Por outro lado, em se tratando de atividades econômicas, a mulher depende bem mais da natureza do que o homem. Na maior parte dos países, a mulher deve satisfazer as necessidades básicas de toda a família, como, por exemplo, água potável, lenha e o respeitante à saúde. Além disso, na maioria das famílias rurais, ela é responsável pela manutenção da horta familiar e o cuidado de pequenos animais de criação, como a galinha, fonte importante para a nutrição da família. Com freqüência, o homem faz serviços remunerados ou trabalha na produção de culturas comerciais; portanto, ele tem mais chance de receber benefícios econômicos com monoculturas, como os cultivos comerciais para a exportação, ou, até, com a extração de madeira.

A substituição de sistemas biodiversos por monoculturas é uma das causas principais do empobrecimento da mulher rural. Como a maior parte do trabalho que ela faz não é remunerada, ela sofre privação da principal fonte de renda e, portanto, a sua dependência do homem aumenta. Esse fato rebaixa a posição social da mulher e aumenta a sua vulnerabilidade, incluída a vulnerabilidade sexual.

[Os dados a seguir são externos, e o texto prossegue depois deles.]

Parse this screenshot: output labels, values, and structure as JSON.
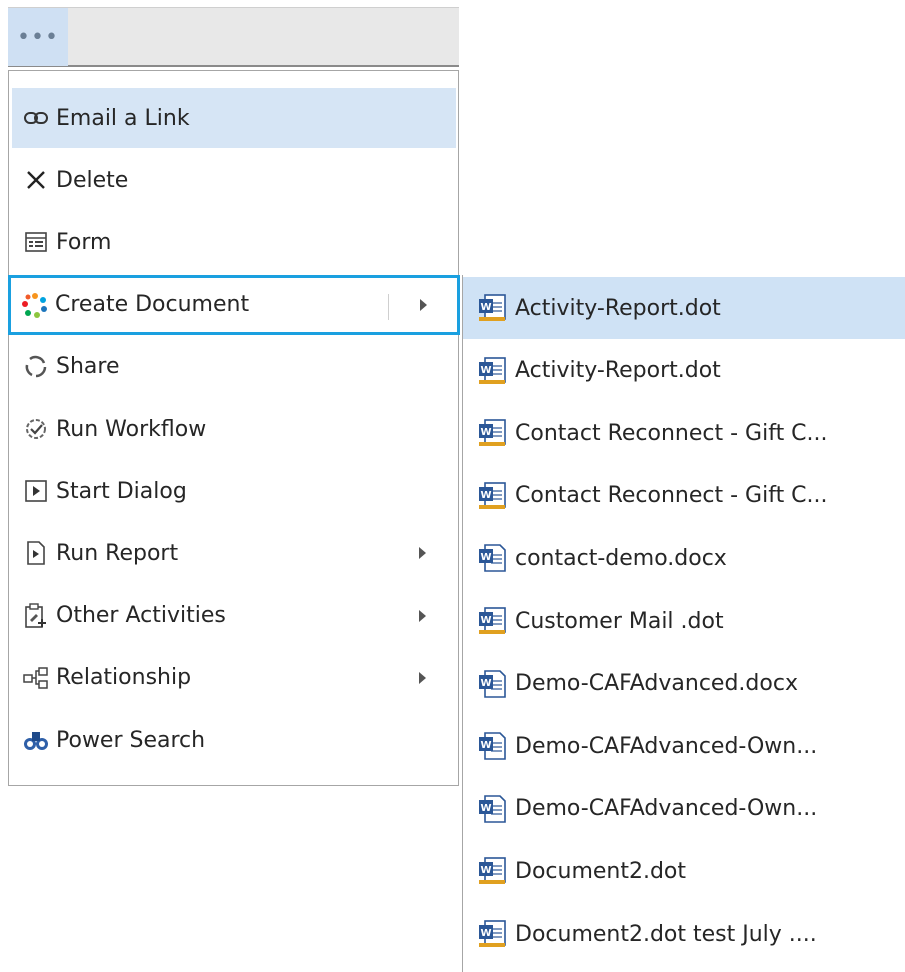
{
  "toolbar": {
    "more_label": "•••"
  },
  "menu": {
    "items": [
      {
        "label": "Email a Link",
        "icon": "link-icon",
        "has_submenu": false,
        "state": "hovered"
      },
      {
        "label": "Delete",
        "icon": "close-icon",
        "has_submenu": false,
        "state": ""
      },
      {
        "label": "Form",
        "icon": "form-icon",
        "has_submenu": false,
        "state": ""
      },
      {
        "label": "Create Document",
        "icon": "create-document-icon",
        "has_submenu": true,
        "state": "selected"
      },
      {
        "label": "Share",
        "icon": "share-icon",
        "has_submenu": false,
        "state": ""
      },
      {
        "label": "Run Workflow",
        "icon": "workflow-icon",
        "has_submenu": false,
        "state": ""
      },
      {
        "label": "Start Dialog",
        "icon": "play-box-icon",
        "has_submenu": false,
        "state": ""
      },
      {
        "label": "Run Report",
        "icon": "report-icon",
        "has_submenu": true,
        "state": ""
      },
      {
        "label": "Other Activities",
        "icon": "clipboard-add-icon",
        "has_submenu": true,
        "state": ""
      },
      {
        "label": "Relationship",
        "icon": "relationship-icon",
        "has_submenu": true,
        "state": ""
      },
      {
        "label": "Power Search",
        "icon": "binoculars-icon",
        "has_submenu": false,
        "state": ""
      }
    ]
  },
  "submenu": {
    "items": [
      {
        "label": "Activity-Report.dot",
        "icon": "word-template-icon",
        "state": "hovered"
      },
      {
        "label": "Activity-Report.dot",
        "icon": "word-template-icon",
        "state": ""
      },
      {
        "label": "Contact Reconnect - Gift C...",
        "icon": "word-template-icon",
        "state": ""
      },
      {
        "label": "Contact Reconnect - Gift C...",
        "icon": "word-template-icon",
        "state": ""
      },
      {
        "label": "contact-demo.docx",
        "icon": "word-document-icon",
        "state": ""
      },
      {
        "label": "Customer Mail .dot",
        "icon": "word-template-icon",
        "state": ""
      },
      {
        "label": "Demo-CAFAdvanced.docx",
        "icon": "word-document-icon",
        "state": ""
      },
      {
        "label": "Demo-CAFAdvanced-Own...",
        "icon": "word-document-icon",
        "state": ""
      },
      {
        "label": "Demo-CAFAdvanced-Own...",
        "icon": "word-document-icon",
        "state": ""
      },
      {
        "label": "Document2.dot",
        "icon": "word-template-icon",
        "state": ""
      },
      {
        "label": "Document2.dot test July ....",
        "icon": "word-template-icon",
        "state": ""
      }
    ]
  },
  "colors": {
    "hover": "#d6e5f5",
    "selection_border": "#1aa0e0",
    "word_blue": "#2b5797"
  }
}
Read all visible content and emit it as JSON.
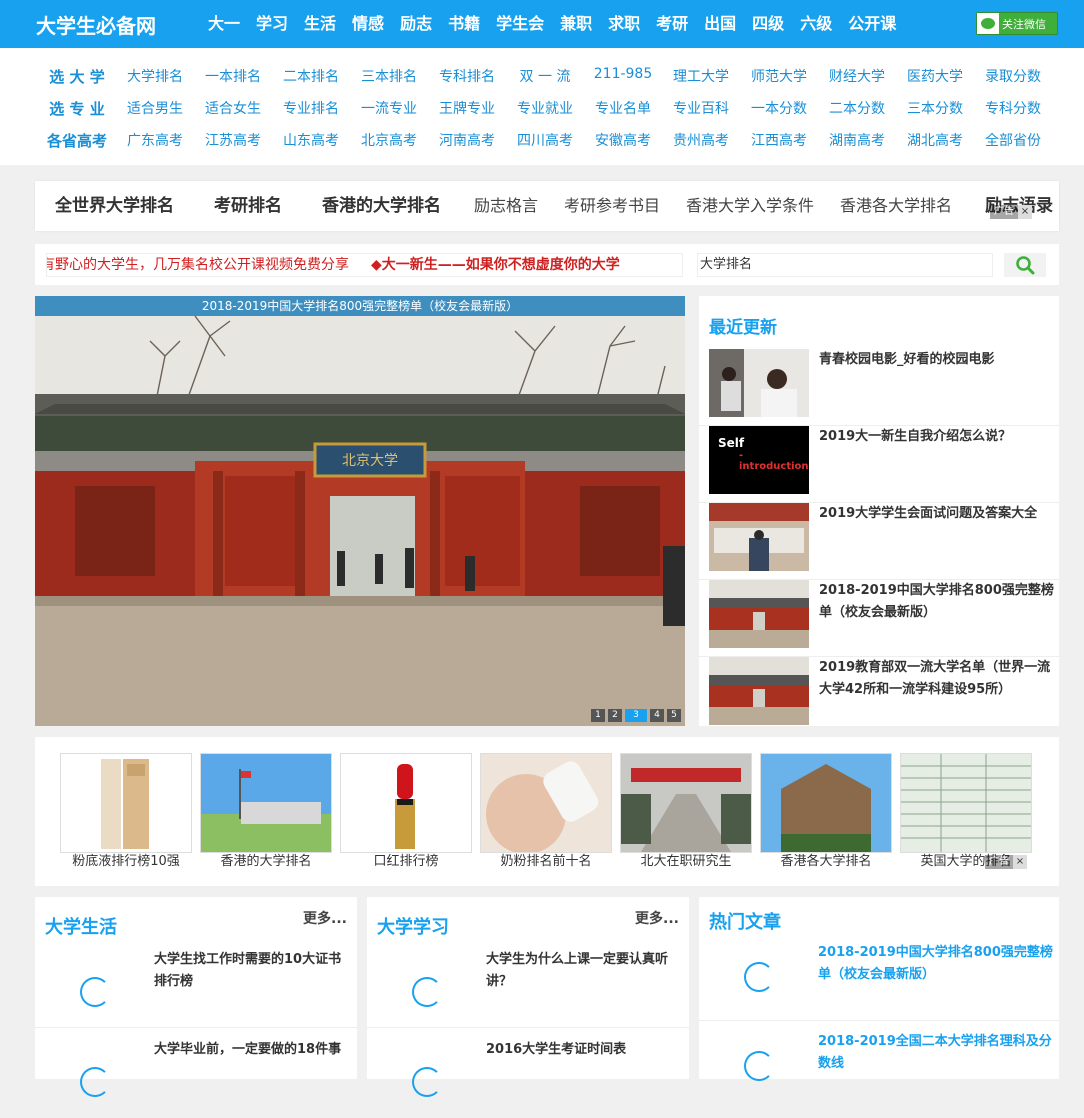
{
  "header": {
    "logo": "大学生必备网",
    "nav": [
      "大一",
      "学习",
      "生活",
      "情感",
      "励志",
      "书籍",
      "学生会",
      "兼职",
      "求职",
      "考研",
      "出国",
      "四级",
      "六级",
      "公开课"
    ],
    "wechat_label": "关注微信"
  },
  "link_grid": [
    [
      "选 大 学",
      "大学排名",
      "一本排名",
      "二本排名",
      "三本排名",
      "专科排名",
      "双 一 流",
      "211-985",
      "理工大学",
      "师范大学",
      "财经大学",
      "医药大学",
      "录取分数"
    ],
    [
      "选 专 业",
      "适合男生",
      "适合女生",
      "专业排名",
      "一流专业",
      "王牌专业",
      "专业就业",
      "专业名单",
      "专业百科",
      "一本分数",
      "二本分数",
      "三本分数",
      "专科分数"
    ],
    [
      "各省高考",
      "广东高考",
      "江苏高考",
      "山东高考",
      "北京高考",
      "河南高考",
      "四川高考",
      "安徽高考",
      "贵州高考",
      "江西高考",
      "湖南高考",
      "湖北高考",
      "全部省份"
    ]
  ],
  "ad_tabs": [
    "全世界大学排名",
    "考研排名",
    "香港的大学排名",
    "励志格言",
    "考研参考书目",
    "香港大学入学条件",
    "香港各大学排名",
    "励志语录"
  ],
  "ad_label": "广告",
  "ad_close": "×",
  "notice": {
    "text1": "有野心的大学生，几万集名校公开课视频免费分享",
    "text2": "◆大一新生——如果你不想虚度你的大学"
  },
  "search": {
    "value": "大学排名"
  },
  "slider": {
    "caption": "2018-2019中国大学排名800强完整榜单（校友会最新版）",
    "plaque": "北京大学",
    "dots": [
      "1",
      "2",
      "3",
      "4",
      "5"
    ],
    "active_dot": 3
  },
  "recent": {
    "title": "最近更新",
    "items": [
      "青春校园电影_好看的校园电影",
      "2019大一新生自我介绍怎么说？",
      "2019大学学生会面试问题及答案大全",
      "2018-2019中国大学排名800强完整榜单（校友会最新版）",
      "2019教育部双一流大学名单（世界一流大学42所和一流学科建设95所）"
    ],
    "thumb2_title": "Self",
    "thumb2_sub": "-introduction"
  },
  "strip": [
    "粉底液排行榜10强",
    "香港的大学排名",
    "口红排行榜",
    "奶粉排名前十名",
    "北大在职研究生",
    "香港各大学排名",
    "英国大学的排名"
  ],
  "columns": [
    {
      "title": "大学生活",
      "more": "更多...",
      "items": [
        "大学生找工作时需要的10大证书排行榜",
        "大学毕业前，一定要做的18件事"
      ]
    },
    {
      "title": "大学学习",
      "more": "更多...",
      "items": [
        "大学生为什么上课一定要认真听讲？",
        "2016大学生考证时间表"
      ]
    },
    {
      "title": "热门文章",
      "more": "",
      "items": [
        "2018-2019中国大学排名800强完整榜单（校友会最新版）",
        "2018-2019全国二本大学排名理科及分数线"
      ]
    }
  ],
  "colors": {
    "brand": "#18a1ef",
    "link": "#1a8fd6",
    "notice_red": "#d02020",
    "wechat_green": "#3fae3a"
  }
}
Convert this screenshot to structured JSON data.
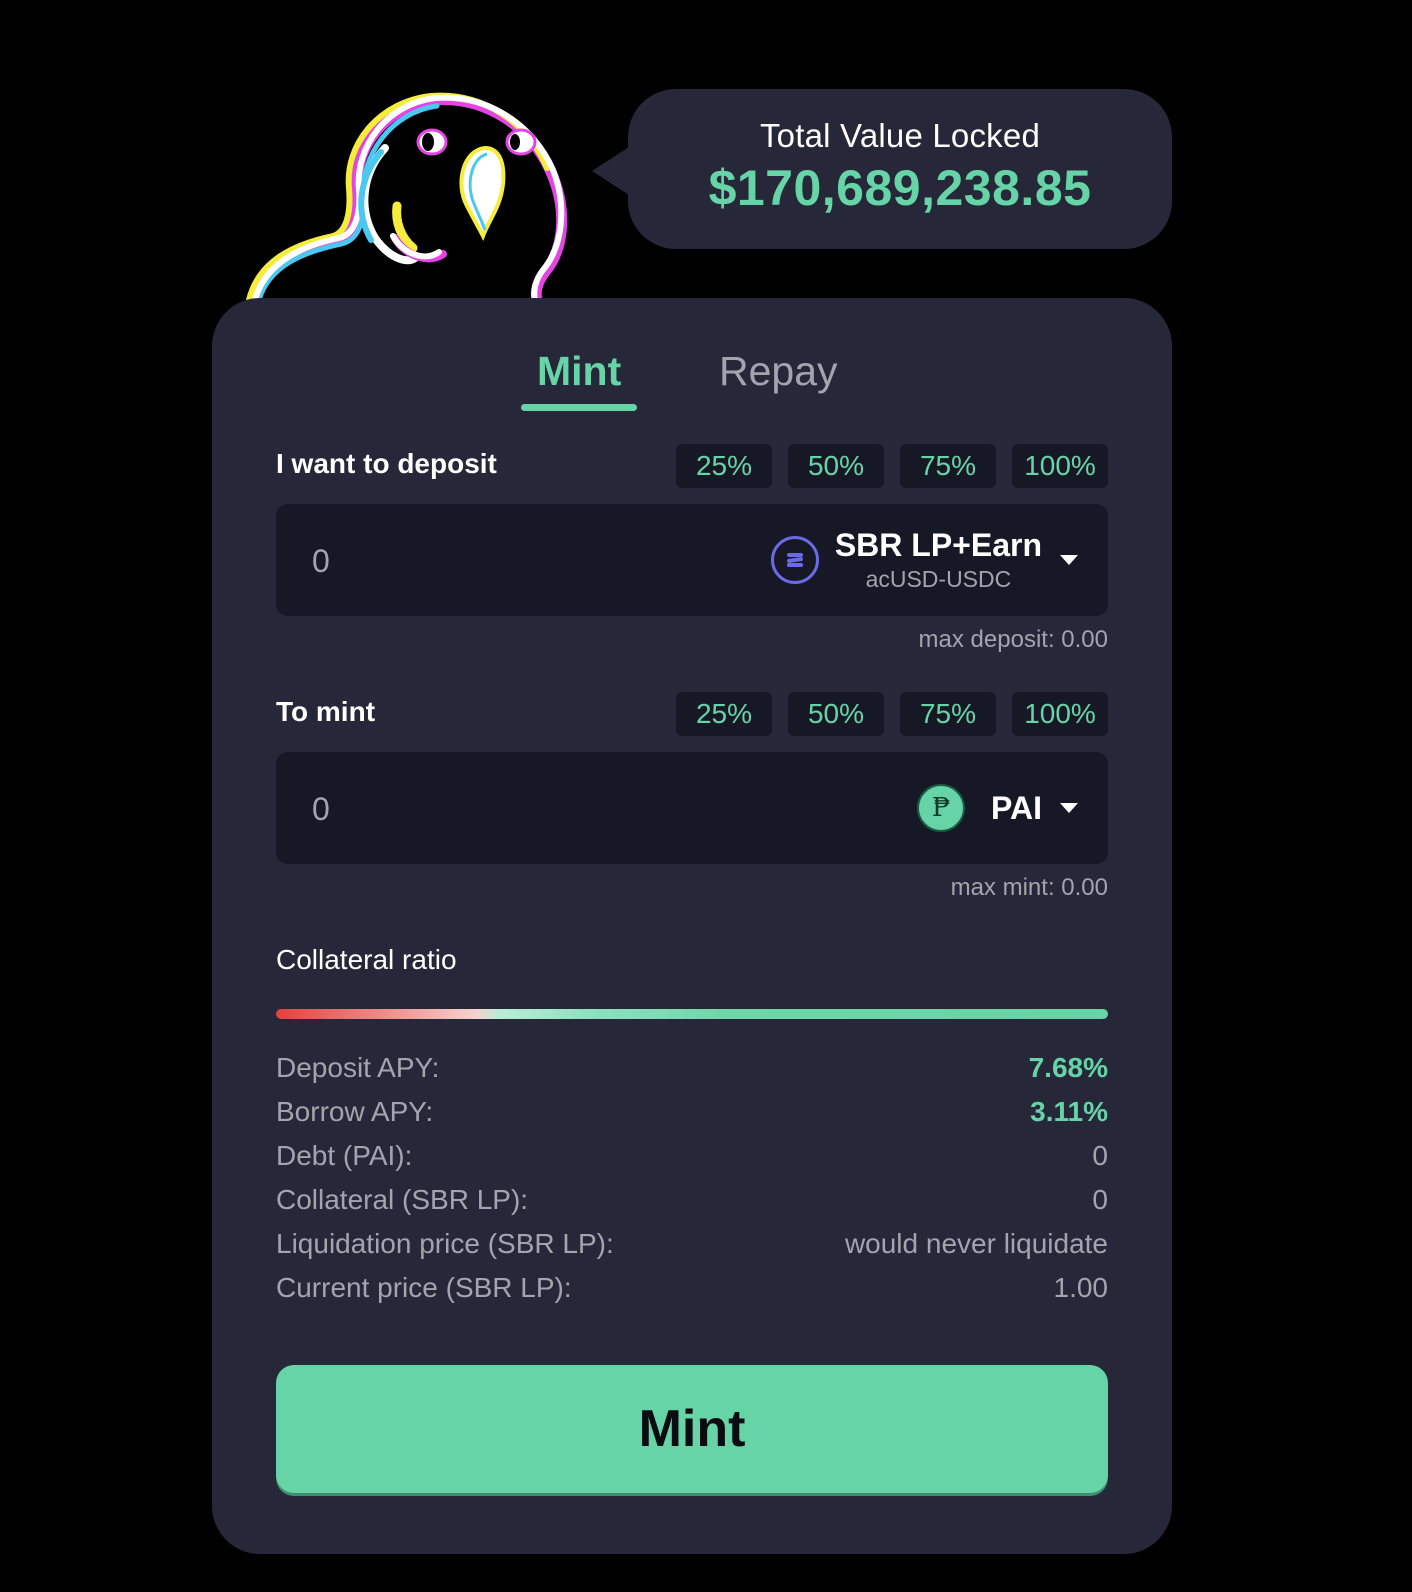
{
  "mascot": {
    "icon": "parrot-mascot-icon"
  },
  "tvl": {
    "label": "Total Value Locked",
    "value": "$170,689,238.85"
  },
  "tabs": [
    {
      "label": "Mint",
      "active": true
    },
    {
      "label": "Repay",
      "active": false
    }
  ],
  "deposit": {
    "label": "I want to deposit",
    "percent_buttons": [
      "25%",
      "50%",
      "75%",
      "100%"
    ],
    "amount": "0",
    "token": {
      "icon": "saber-token-icon",
      "name": "SBR LP+Earn",
      "sub": "acUSD-USDC"
    },
    "max_note": "max deposit: 0.00"
  },
  "mint": {
    "label": "To mint",
    "percent_buttons": [
      "25%",
      "50%",
      "75%",
      "100%"
    ],
    "amount": "0",
    "token": {
      "icon": "pai-token-icon",
      "symbol_glyph": "₱",
      "name": "PAI"
    },
    "max_note": "max mint: 0.00"
  },
  "collateral_ratio": {
    "label": "Collateral ratio"
  },
  "stats": [
    {
      "label": "Deposit APY:",
      "value": "7.68%",
      "highlight": true
    },
    {
      "label": "Borrow APY:",
      "value": "3.11%",
      "highlight": true
    },
    {
      "label": "Debt (PAI):",
      "value": "0",
      "highlight": false
    },
    {
      "label": "Collateral (SBR LP):",
      "value": "0",
      "highlight": false
    },
    {
      "label": "Liquidation price (SBR LP):",
      "value": "would never liquidate",
      "highlight": false
    },
    {
      "label": "Current price (SBR LP):",
      "value": "1.00",
      "highlight": false
    }
  ],
  "action_button": {
    "label": "Mint"
  },
  "colors": {
    "background": "#000000",
    "card": "#262839",
    "input": "#171826",
    "accent": "#66d4a6",
    "muted_text": "#a3a4ad",
    "danger": "#e5403f"
  }
}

A introdução de programas de serviços ecológicos não faz senão agravar o problema. Pelo fato da mulher receber relativamente pouco em dinheiro, ela não tem como pagar para satisfazer necessidades básicas, como lenha e água. Além disso, devido à baixa posição social em muitas sociedades, ela tem menor capacidade para negociar em pé de igualdade o acesso aos chamados “serviços ecológicos”, ficando numa posição mais desvantajosa ainda no chamado mercado de serviços ecológicos. Assim, pois, o conceito de serviços ecológicos virou uma das causas principais do aumento do empobrecimento da mulher rural.

Em vez de tentar vender a vida e o conhecimento a ela associado, deveríamos abordar as causas diretas e subjacentes do desmatamento e outras formas de destruição da diversidade biológica. Só lutando contra as abordagens de biodiversidade voltadas para o mercado e apoiando o esforço de milhões de mulheres e homens no mundo todo por nutrir a natureza e partilhar os benefícios que ela oferece é que poderemos avançar realmente rumo à erradicação da pobreza entre as mulheres e evitar o desastre ecológico.